また、別の例としては、液圧による推力アシストを従来と同様に行う一方で、電動モータ30の回転数を低減させてもよい。この場合、電動モータ30の駆動による推力が低下するので、電動モータ30によるクランプ力(押圧力)の増加勾配が緩やかになる。しかし、その分を液圧による推力で補い電動モータの回転数を変化させない場合と同様な制動力を発生させることができる。前述したように、電動モータ30の回転数を低減させることにより、駆動電流値を全体的に低くすることが可能になり突入電流を抑制できる。その結果、車両電源の負荷を抑えることができると共に、電動モータ30の駆動音や振動も軽減できる。
ところで、駐車制動力を解除する場合、摩擦部材208の剛性に応じた解除制御が好ましい場合がある。摩擦部材208の摩耗が進行して剛性が高くなった場合、摩擦部材208の撓み量が減少しピストン214の押圧ロスが減少するために、制動力の増加勾配が急峻になる。その一方で、摩擦部材208の剛性が高いときに制動力を解除する場合、摩擦部材208の撓みが少ないためディスクロータ206からの摩擦部材208の離反も急速に行われ駐車制動力の消滅が急速になされる。この場合、車両が平坦路に駐車されていた場合は特に問題ないが、坂路に駐車されていた場合、アクセルペダルの踏み込み前にずり下がり現象が生じる場合がある。そこで、ECU100は、傾斜センサ等からの情報やナビゲーションシステム等からの情報により、現在の駐車位置が所定の坂路勾配を超えている場合、坂路において制動力を解除する場合は、電動モータ30のリリース方向への駆動制御を変更する。例えば、摩擦部材208の剛性が摩擦部材208の基準剛性値より高い剛性値を示す場合、ECU100は剛性値の高さに応じて制動力の減少勾配を摩擦部材208が基準剛性値を有するときに適用する減少勾配より緩やかになるように電動モータ30を制御する。すなわち、坂路で駐車制動力を解除する場合は、ナット部材222のリリース方向(図2のN方向)への移動を平坦路に駐車している場合に比べてゆっくりにする。その結果、摩擦部材208の制動力の急激な消失を抑制して、車両のずり下がりが防止できる。なお、この場合、摩擦部材208の剛性の変化に加え、坂路勾配を考慮して電動モータ30のリリース時の駆動電流値を決定するようにしてもよい。
上述した実施形態においては、摩擦部材208の基準剛性値を摩擦部材208が新品のときに検出し、それをECU100で記憶しておき、次回検出したときの値と比較する例をしました。別の実施例においては、摩耗が進行した状態のある時点の摩擦部材208の剛性値を記憶しておき基準剛性値として、その次に検出した剛性値と比較してもよい。
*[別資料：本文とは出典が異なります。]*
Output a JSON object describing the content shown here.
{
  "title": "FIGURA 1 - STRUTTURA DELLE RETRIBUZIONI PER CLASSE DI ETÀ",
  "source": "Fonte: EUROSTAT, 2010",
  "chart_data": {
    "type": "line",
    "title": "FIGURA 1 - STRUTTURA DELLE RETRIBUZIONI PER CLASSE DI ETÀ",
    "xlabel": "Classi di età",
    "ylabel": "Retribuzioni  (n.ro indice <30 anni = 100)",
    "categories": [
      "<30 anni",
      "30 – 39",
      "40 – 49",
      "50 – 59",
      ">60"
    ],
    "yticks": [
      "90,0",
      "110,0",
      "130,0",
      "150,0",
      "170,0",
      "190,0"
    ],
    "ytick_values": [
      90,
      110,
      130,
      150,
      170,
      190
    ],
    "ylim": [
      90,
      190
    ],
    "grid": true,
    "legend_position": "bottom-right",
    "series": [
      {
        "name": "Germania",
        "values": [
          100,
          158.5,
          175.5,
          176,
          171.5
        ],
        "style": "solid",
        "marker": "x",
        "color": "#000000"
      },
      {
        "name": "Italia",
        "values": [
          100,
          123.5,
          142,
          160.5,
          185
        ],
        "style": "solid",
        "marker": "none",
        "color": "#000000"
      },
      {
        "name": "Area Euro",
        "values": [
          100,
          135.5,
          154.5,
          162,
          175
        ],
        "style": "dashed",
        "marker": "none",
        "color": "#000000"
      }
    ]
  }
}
また、本実施形態では、液圧により常用制動力を発生させ、電動モータによるナット部材の推進により駐車制動力を発生させる複合型ディスクブレーキ装置を一例として説明した。別の実施例では、電動モータによるナット部材の推進により常用制動力及び駐車制動力を発生させるディスクブレーキ装置に本構成を適用してもよく、同様の効果を得ることができる。また、電動モータによるナット部材の推進により常用制動力を発生させると共に、液圧と電動モータの協働により駐車制動力を発生させるディスクブレーキ装置に本構成を適用してもよく、同様の効果を得ることができる。
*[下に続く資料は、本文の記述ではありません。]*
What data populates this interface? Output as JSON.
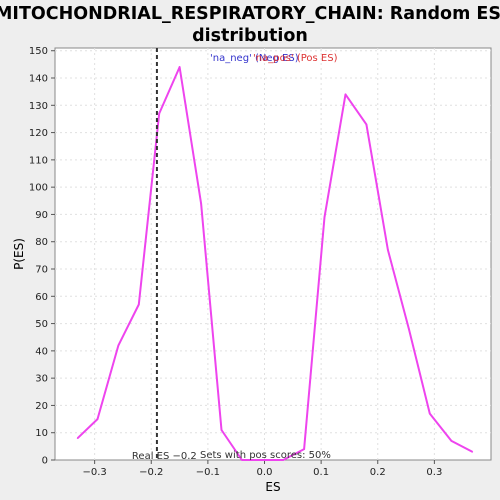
{
  "chart_data": {
    "type": "line",
    "title_line1": "MITOCHONDRIAL_RESPIRATORY_CHAIN: Random ES",
    "title_line2": "distribution",
    "xlabel": "ES",
    "ylabel": "P(ES)",
    "xlim": [
      -0.37,
      0.4
    ],
    "ylim": [
      0,
      151
    ],
    "x_ticks": [
      -0.3,
      -0.2,
      -0.1,
      0.0,
      0.1,
      0.2,
      0.3
    ],
    "x_tick_labels": [
      "−0.3",
      "−0.2",
      "−0.1",
      "0.0",
      "0.1",
      "0.2",
      "0.3"
    ],
    "y_ticks": [
      0,
      10,
      20,
      30,
      40,
      50,
      60,
      70,
      80,
      90,
      100,
      110,
      120,
      130,
      140,
      150
    ],
    "y_tick_labels": [
      "0",
      "10",
      "20",
      "30",
      "40",
      "50",
      "60",
      "70",
      "80",
      "90",
      "100",
      "110",
      "120",
      "130",
      "140",
      "150"
    ],
    "grid": true,
    "series_color": "#ee44ee",
    "series": [
      {
        "name": "",
        "x": [
          -0.33,
          -0.295,
          -0.258,
          -0.222,
          -0.186,
          -0.15,
          -0.112,
          -0.076,
          -0.04,
          -0.003,
          0.033,
          0.07,
          0.106,
          0.143,
          0.18,
          0.218,
          0.255,
          0.292,
          0.33,
          0.367
        ],
        "y": [
          8,
          15,
          42,
          57,
          127,
          144,
          94,
          11,
          0,
          0,
          0,
          4,
          89,
          134,
          123,
          77,
          48,
          17,
          7,
          3
        ]
      }
    ],
    "real_es": -0.19,
    "real_es_label": "Real ES −0.2",
    "sets_label": "Sets with pos scores: 50%",
    "legend": {
      "neg_label": "'na_neg' (Neg ES)",
      "neg_color": "#3333cc",
      "pos_label": "'na_pos' (Pos ES)",
      "pos_color": "#dd3333"
    }
  }
}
以上、本発明を上述の実施形態を参照して説明したが、本発明は上述の実施形態に限定されるものではなく、実施形態や変形例の構成を適宜組み合わせたものや置換したものについても本発明に含まれるものである。また、当業者の知識に基づいて各種の設計変更等の変形を実施形態に対して加えることも可能であり、そのような変形が加えられた実施形態も本発明の範囲に含まれうる。